Jumat, 15 Juni 2012

Izrail (dipostingkan kembali)

“izrail”

aku bahkan tak tau bagaimana wujudnya. tampangnya. juga bentuk tubuhnya, tapi aku merasakan ia sangat dekat, dan terus mengikutiku. ia memandang dengan pandangan yang begitu tajam. tak sedikitpun teralihkan pandangannya atasku. ia sedang menunggu waktu. waktu ketika perintah itu harus ia laksanakan, sebagai tugasnya. tugas hamba. hamba Tuhannya. sedangkan aku terus berlari mencoba menjauh darinya. tapi tidak bisa, dengan berbagai cara apapun ia terus mengikutiku. tanpa lelah dan tak pernah mengeluh. aku? seringkali lalai pada tugasku sebagai hamba. hidup dengan keluhan dan berbagai rasa lelah. tertawa dan gembira sembari lupa. melupakan Dia yang kuasa. terlupakan dengan sengaja.
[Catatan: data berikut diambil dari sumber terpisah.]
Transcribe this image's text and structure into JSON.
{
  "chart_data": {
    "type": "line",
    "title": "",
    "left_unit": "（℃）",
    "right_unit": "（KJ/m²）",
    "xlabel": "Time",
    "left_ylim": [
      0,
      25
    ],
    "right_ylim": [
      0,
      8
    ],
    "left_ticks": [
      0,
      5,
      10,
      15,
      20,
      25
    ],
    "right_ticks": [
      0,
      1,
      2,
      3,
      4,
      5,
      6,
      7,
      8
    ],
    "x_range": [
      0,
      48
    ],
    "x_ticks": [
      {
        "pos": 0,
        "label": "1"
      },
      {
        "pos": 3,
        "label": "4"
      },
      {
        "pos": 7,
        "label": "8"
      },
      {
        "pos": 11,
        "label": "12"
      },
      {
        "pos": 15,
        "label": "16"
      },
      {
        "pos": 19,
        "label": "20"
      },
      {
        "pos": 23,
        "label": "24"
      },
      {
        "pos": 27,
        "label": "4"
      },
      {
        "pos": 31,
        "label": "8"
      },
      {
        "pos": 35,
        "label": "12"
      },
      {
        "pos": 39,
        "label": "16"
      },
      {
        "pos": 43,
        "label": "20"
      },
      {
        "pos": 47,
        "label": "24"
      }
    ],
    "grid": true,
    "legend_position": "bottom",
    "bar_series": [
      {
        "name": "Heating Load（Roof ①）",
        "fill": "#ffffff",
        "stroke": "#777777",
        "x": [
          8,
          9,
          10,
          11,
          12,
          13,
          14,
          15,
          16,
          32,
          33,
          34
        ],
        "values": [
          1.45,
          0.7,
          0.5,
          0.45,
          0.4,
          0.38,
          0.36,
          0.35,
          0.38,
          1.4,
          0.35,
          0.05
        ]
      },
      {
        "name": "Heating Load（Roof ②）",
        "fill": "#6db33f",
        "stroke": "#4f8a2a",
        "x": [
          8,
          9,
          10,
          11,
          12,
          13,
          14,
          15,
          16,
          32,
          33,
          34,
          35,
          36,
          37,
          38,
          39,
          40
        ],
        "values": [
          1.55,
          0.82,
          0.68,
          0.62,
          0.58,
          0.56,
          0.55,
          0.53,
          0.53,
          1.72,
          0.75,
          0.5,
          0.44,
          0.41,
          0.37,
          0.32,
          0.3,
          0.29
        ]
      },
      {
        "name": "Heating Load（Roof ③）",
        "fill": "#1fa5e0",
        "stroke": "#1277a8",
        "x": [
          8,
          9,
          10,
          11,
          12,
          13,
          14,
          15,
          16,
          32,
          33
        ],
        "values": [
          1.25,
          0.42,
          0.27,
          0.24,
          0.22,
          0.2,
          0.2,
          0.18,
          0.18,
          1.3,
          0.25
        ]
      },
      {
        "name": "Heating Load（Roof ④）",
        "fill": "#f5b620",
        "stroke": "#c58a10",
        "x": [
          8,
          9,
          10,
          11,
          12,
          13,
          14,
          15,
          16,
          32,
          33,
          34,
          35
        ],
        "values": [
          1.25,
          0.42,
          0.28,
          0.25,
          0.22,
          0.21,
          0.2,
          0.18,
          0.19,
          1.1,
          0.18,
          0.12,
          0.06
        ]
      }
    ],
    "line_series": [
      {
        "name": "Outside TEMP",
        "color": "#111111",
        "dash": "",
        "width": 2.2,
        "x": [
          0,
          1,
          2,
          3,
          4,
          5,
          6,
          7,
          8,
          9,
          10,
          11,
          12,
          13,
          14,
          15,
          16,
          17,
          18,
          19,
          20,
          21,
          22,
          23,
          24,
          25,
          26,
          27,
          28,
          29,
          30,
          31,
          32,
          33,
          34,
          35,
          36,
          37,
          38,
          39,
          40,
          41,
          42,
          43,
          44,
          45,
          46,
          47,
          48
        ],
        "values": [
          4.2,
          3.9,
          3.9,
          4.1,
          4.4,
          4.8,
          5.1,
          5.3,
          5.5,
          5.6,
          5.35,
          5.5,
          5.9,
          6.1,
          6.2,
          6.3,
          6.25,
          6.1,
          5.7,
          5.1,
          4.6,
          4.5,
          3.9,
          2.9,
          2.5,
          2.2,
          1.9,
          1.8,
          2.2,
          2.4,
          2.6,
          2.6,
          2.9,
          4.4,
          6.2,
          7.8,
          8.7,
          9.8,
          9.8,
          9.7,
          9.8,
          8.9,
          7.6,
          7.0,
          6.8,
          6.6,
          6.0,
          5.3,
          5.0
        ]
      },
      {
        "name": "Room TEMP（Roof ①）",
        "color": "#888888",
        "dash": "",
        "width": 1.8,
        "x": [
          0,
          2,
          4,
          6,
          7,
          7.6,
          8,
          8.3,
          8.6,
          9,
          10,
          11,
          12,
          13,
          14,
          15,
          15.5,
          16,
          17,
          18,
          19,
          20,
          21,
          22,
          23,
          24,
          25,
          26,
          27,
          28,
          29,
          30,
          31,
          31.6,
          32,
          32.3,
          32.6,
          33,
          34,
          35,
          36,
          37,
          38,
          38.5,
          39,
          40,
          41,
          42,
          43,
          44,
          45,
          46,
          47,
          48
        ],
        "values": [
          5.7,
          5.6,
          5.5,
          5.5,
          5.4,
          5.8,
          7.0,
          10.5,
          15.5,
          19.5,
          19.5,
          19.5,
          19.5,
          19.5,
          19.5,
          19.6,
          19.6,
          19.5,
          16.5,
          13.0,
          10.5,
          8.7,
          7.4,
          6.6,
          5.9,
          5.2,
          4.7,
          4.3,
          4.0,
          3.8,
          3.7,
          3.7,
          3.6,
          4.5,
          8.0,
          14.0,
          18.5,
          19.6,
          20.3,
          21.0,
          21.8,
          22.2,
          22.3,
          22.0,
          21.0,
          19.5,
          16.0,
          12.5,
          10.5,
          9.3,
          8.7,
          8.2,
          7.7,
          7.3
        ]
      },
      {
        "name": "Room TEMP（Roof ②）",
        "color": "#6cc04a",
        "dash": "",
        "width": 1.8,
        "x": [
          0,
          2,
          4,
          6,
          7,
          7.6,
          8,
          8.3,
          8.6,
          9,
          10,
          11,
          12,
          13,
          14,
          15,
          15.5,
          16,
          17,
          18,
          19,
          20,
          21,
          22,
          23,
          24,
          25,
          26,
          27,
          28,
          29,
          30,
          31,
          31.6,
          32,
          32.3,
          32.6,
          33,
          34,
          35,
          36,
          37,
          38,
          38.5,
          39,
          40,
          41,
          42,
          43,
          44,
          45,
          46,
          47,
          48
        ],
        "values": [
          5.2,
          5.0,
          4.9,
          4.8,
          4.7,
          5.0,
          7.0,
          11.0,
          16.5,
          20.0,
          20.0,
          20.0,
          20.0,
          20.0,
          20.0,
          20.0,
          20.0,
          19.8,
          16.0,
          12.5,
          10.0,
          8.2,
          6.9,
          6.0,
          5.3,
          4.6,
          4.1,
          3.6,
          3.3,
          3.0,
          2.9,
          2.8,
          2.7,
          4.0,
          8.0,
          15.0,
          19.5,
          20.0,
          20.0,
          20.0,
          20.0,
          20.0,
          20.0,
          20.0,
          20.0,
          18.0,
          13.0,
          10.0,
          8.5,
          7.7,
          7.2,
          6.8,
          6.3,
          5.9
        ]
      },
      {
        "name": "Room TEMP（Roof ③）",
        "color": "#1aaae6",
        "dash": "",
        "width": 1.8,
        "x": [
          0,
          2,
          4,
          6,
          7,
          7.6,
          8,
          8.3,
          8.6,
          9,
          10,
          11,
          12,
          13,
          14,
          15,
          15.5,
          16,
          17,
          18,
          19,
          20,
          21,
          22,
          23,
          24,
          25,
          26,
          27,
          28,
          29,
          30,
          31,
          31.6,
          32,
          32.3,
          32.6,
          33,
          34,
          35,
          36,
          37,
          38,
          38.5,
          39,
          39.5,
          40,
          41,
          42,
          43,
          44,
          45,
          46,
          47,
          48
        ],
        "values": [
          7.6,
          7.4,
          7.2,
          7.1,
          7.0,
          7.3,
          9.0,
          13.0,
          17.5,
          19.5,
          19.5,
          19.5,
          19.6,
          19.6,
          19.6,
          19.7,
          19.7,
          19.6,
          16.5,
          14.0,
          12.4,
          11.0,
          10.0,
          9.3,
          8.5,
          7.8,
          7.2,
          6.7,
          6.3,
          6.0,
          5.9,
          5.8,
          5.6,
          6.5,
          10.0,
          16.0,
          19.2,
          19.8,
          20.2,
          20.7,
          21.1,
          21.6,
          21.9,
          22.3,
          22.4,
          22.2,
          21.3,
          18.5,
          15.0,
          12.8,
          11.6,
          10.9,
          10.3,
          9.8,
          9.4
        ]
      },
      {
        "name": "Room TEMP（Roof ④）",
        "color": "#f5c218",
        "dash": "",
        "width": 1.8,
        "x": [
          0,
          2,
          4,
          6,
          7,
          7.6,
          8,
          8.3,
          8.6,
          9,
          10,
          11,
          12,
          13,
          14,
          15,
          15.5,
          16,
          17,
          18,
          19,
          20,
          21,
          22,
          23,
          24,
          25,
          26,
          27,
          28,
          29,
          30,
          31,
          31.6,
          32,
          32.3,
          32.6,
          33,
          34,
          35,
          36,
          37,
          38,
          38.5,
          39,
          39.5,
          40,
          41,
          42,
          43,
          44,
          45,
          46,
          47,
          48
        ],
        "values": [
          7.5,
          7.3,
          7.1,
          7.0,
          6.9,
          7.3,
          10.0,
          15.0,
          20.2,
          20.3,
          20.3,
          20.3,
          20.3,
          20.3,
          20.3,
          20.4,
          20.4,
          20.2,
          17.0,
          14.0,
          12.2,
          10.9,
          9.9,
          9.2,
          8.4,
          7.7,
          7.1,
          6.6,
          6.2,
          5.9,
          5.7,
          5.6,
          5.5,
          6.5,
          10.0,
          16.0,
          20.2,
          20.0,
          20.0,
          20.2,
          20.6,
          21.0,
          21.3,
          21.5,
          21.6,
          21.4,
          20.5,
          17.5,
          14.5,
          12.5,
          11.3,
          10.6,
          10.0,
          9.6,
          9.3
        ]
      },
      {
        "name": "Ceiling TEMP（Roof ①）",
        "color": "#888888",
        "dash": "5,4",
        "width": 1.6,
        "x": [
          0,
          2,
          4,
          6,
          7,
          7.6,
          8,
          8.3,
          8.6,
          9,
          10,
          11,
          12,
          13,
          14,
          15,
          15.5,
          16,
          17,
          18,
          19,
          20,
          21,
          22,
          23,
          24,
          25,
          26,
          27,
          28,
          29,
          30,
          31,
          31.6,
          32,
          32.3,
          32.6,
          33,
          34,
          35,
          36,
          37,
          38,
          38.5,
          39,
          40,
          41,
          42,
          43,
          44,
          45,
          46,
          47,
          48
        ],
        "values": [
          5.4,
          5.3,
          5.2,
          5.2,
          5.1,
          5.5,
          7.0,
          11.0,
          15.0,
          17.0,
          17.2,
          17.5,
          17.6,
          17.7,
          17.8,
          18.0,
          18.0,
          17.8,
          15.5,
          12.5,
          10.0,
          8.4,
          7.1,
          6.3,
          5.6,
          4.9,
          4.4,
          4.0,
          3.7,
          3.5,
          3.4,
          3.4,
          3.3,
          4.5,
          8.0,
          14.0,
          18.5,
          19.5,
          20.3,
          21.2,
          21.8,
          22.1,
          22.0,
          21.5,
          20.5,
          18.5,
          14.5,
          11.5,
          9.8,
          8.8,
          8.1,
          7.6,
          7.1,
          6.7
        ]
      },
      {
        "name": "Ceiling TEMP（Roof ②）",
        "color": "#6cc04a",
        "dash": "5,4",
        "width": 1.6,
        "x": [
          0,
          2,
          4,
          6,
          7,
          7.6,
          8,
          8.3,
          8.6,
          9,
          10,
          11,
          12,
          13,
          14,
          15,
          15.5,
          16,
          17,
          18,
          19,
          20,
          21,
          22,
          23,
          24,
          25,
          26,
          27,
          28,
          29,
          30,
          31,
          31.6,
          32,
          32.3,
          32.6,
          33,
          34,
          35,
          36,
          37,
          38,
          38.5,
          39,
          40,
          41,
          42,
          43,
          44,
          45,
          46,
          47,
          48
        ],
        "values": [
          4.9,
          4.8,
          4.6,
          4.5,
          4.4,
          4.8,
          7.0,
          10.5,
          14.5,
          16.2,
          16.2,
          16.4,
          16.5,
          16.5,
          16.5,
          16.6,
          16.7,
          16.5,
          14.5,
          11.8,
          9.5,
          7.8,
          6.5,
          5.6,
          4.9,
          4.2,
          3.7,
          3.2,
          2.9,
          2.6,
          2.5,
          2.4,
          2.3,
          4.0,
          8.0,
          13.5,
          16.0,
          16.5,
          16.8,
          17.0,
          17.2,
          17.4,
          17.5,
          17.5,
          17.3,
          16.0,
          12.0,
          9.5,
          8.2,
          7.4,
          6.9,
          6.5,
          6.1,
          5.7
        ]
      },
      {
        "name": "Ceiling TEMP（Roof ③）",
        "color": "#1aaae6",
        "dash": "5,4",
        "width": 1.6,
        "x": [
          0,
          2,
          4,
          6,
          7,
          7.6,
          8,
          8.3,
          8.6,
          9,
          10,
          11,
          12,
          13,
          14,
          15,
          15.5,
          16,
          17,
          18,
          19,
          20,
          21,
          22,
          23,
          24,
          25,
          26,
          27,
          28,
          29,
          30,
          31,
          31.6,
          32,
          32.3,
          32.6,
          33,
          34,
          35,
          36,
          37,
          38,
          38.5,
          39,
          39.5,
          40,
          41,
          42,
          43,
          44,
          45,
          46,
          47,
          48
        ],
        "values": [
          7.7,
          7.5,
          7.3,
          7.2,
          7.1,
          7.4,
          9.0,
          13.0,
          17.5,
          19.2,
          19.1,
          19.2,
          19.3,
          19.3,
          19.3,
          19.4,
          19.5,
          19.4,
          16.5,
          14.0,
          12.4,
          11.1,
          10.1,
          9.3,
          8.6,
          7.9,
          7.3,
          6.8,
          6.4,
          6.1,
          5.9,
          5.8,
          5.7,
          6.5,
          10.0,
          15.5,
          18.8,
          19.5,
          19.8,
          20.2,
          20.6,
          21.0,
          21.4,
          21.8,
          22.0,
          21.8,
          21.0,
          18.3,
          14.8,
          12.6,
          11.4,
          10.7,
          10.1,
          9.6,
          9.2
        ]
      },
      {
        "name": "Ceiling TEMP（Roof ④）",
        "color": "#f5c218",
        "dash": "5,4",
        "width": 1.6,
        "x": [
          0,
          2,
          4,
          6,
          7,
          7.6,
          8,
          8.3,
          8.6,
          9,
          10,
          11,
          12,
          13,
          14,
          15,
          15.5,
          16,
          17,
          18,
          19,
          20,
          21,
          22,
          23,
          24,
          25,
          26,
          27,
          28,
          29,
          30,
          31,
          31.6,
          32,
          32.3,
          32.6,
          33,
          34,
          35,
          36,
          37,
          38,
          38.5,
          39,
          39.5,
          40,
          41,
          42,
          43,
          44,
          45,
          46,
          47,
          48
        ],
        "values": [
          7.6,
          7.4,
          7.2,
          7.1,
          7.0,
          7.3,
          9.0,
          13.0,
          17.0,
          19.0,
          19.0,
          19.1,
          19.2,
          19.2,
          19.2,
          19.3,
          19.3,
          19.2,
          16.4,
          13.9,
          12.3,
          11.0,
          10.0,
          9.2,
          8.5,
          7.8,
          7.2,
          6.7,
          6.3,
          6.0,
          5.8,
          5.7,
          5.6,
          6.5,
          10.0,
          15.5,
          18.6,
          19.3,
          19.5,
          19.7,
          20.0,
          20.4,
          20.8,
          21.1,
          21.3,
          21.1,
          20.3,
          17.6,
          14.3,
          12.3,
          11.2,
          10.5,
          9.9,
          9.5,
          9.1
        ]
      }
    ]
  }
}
Dan menyisakan sedikit penyesalan yang tak merubah sesuatu hal pun. sayangnya aku masih setia menunggu. menunggu sebuah giliran. untuk berubah, atau tidak pernah sama sekali. hal yang tidak bisa kulakukan hanya menutup kelopak mata, berserah agar aku dikembalikan pada jalan cerah itu. jalan yang pernah kulewati. jalan terang yang membawa seluruh jiwaku. tidak tertawa pada kegelisahan.